# 2011 Defy Advanced 4



## Dcmkx2000 (Mar 18, 2010)

Have a 2010 Felt entry level F95, put 1045 miles on it since april. Never road a carbon bike when buying bc I knew it was out of my price range. Recently rode a specialized carbon bike and wow what a difference over the bumps, even road it on a brick road. 

Want to upgrade but really want to stay in the 1500 to 1700 range. It is between a Specialized Tarmac with SRAM or the new Giant Defy Advanced 4. I really like the Giant for its looks, still need to ride both which I will do. 

My Felt has Tiagra rear and Sora front. I'm fine with the rear, but would like the front to feel better. I am worried that upgrading to the Giant which only has a slightly better front derailleur in the Tiagra. Will it be a noticeable difference from my Sora

I am truly a recreational rider and will never compete, just like to ride around for fun and fitness.

The dealer where I saw the Giant said the following and I would like to know if it's true:

1) 2011 Tiagra is basically last year's 105

2) Giant uses press fit bearings in the BB which is newer better tech

3) The frame is the exact same frame as their higher end bikes

4) Giant makes their own frames and other major brand frames

5) More bike for your money compared to others


----------



## Aindreas (Sep 1, 2010)

I'm not sure about 1), since Tiagra is still 9-speed. Maybe 105 from a couple of years ago. But I have heard the same re: 2) through 5). From what I gather, many manufactureers use the same frame for high and low end bikes...only the components are different. And for non-racers like us, the more expensive components aren't worth it. $1700 still gets you a heck of a lot of bike. 4) is definitely true and in most cases so is 5). 

And yes the Giant is a real looker. I have had many people come up to me in the month I've had mine and ask about and admire it, even people with considerably more expensive/better bikes (le.g. a middle-aged guy with a custom Sampson Ti bike).


----------



## ticmxman (May 20, 2007)

I'm very pleased with my 9 mo old 09 Defy Advanced/Ultegra got about 3300 miles on it so far. I love how compliant it is just eats up a rough surfaced road but is still plenty stiff. 

1) 2011 Tiagra is basically last year's 105
Not sure on this but I would want 105 and up.

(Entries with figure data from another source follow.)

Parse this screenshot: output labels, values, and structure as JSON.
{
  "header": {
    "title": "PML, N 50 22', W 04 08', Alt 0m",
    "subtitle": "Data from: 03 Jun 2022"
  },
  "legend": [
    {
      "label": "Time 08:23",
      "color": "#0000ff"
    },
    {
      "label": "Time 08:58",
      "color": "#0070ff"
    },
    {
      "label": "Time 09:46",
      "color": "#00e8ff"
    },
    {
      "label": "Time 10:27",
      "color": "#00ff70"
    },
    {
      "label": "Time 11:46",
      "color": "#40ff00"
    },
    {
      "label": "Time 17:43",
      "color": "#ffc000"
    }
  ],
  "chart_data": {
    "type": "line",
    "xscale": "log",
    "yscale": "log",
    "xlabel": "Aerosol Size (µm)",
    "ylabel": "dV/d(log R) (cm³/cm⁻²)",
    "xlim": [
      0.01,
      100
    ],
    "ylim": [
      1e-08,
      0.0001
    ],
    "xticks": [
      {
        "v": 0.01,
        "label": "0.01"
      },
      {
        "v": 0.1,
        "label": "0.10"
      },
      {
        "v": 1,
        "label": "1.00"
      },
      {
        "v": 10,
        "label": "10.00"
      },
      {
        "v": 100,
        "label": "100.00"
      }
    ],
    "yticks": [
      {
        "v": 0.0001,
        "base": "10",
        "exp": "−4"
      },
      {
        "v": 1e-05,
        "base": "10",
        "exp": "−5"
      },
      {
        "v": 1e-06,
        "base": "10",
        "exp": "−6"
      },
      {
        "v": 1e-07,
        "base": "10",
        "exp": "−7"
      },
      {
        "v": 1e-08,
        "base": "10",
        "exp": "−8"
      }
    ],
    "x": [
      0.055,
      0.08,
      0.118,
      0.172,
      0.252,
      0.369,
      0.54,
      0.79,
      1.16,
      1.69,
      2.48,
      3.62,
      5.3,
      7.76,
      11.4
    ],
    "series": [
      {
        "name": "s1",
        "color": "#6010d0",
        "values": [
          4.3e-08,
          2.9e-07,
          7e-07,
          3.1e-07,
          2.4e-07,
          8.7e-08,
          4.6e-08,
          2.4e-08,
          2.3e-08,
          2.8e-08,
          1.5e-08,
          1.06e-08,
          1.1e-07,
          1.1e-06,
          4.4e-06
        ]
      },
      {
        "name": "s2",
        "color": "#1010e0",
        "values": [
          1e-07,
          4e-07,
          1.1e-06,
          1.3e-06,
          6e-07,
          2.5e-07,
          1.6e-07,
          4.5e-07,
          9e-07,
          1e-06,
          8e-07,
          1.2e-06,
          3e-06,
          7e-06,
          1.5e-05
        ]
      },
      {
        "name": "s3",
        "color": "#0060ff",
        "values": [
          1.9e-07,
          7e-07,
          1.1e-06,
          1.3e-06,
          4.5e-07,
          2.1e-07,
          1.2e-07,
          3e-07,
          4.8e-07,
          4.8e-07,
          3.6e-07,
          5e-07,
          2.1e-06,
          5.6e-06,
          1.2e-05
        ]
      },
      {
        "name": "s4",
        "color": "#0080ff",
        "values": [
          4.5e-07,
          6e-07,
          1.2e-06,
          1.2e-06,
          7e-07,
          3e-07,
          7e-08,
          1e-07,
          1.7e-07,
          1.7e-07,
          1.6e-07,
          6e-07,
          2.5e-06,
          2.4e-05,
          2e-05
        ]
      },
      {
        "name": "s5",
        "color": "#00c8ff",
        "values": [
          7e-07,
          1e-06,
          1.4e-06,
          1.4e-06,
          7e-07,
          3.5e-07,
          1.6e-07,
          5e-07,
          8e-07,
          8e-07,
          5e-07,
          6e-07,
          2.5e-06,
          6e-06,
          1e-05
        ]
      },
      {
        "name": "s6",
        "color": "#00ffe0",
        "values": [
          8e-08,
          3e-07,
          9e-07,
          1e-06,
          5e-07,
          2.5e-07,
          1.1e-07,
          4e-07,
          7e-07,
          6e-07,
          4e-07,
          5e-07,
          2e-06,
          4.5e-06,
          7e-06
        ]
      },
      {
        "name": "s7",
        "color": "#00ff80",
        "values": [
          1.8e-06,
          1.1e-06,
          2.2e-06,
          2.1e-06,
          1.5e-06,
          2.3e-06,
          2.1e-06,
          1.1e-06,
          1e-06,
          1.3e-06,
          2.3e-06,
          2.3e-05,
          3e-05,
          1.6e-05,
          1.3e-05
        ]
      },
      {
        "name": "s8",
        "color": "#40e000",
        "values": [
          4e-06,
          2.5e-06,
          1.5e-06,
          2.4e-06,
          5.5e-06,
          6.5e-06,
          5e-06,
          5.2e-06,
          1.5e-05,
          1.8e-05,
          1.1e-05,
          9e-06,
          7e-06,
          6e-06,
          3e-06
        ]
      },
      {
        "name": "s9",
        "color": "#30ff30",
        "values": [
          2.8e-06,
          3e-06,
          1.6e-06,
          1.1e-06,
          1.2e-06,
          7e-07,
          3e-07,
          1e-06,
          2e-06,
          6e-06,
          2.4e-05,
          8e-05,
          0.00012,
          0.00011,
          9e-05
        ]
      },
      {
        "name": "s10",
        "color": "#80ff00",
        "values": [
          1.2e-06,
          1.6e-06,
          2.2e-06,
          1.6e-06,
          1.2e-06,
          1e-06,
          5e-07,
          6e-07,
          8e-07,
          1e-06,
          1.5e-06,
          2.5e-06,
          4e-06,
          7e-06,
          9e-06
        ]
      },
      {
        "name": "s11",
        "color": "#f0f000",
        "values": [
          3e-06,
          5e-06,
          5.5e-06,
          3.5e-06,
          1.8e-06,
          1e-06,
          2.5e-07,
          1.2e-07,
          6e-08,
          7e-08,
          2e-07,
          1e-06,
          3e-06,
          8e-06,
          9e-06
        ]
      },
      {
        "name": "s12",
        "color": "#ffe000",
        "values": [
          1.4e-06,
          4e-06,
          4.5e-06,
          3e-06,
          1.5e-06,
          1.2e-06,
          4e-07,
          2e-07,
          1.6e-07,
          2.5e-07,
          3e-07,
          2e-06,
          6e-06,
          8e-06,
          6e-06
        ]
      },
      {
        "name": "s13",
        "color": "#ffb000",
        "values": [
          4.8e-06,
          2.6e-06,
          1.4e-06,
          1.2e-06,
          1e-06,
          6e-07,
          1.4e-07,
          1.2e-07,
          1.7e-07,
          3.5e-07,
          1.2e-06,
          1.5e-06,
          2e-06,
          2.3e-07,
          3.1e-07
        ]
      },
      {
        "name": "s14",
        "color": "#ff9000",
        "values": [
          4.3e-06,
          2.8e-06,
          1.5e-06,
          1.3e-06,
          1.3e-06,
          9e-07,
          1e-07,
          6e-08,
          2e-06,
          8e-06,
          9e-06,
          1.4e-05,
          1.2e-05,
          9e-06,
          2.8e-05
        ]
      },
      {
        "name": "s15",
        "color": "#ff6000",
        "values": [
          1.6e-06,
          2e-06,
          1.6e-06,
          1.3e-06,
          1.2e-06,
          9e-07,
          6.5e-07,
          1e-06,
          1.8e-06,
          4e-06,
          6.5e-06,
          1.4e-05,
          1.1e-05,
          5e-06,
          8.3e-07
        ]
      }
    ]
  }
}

2) Giant uses press fit bearings in the BB which is newer better tech
BB86 and some would say it lends to better frame design. I have had to tend to a few sqweeks but it is easy to maintain.

3) The frame is the exact same frame as their higher end bikes
All the Defy Advanced frames are the same the upper level has a carbon steerer fork vs alloy in the lower levels

4) Giant makes their own frames and other major brand frames
True, Search and you will find some info

5) More bike for your money compared to others
True...$1700 sounds like a good price but you may can find a good price on a 2010 if you look around. I paid about $2500 for my 09 Ultegra back in January.

Try to get a good test ride with all your gear if possible and be sure the bike fits you.


----------



## carlislegeorge (Mar 28, 2004)

I have had a 2010 Defy Advanced 1 since April, with Dura Ace 7850-CL50 wheels thrown in. About 1200 miles, nothing serious. The Giant is nice, looks good, and rides relatively comfortable, but I am trading it in for 2011 Tarmac Pro SL3. The Giant is just too upright and just not "quick" enough when I step on the gas. I rode the Tarmac and it was noticeably different and better for what I wanted. The Defy Advanced was my first and last "plush" bike but if that's what you're looking for, I would highly recommend it, outfitted with the best components you want to pay for.


----------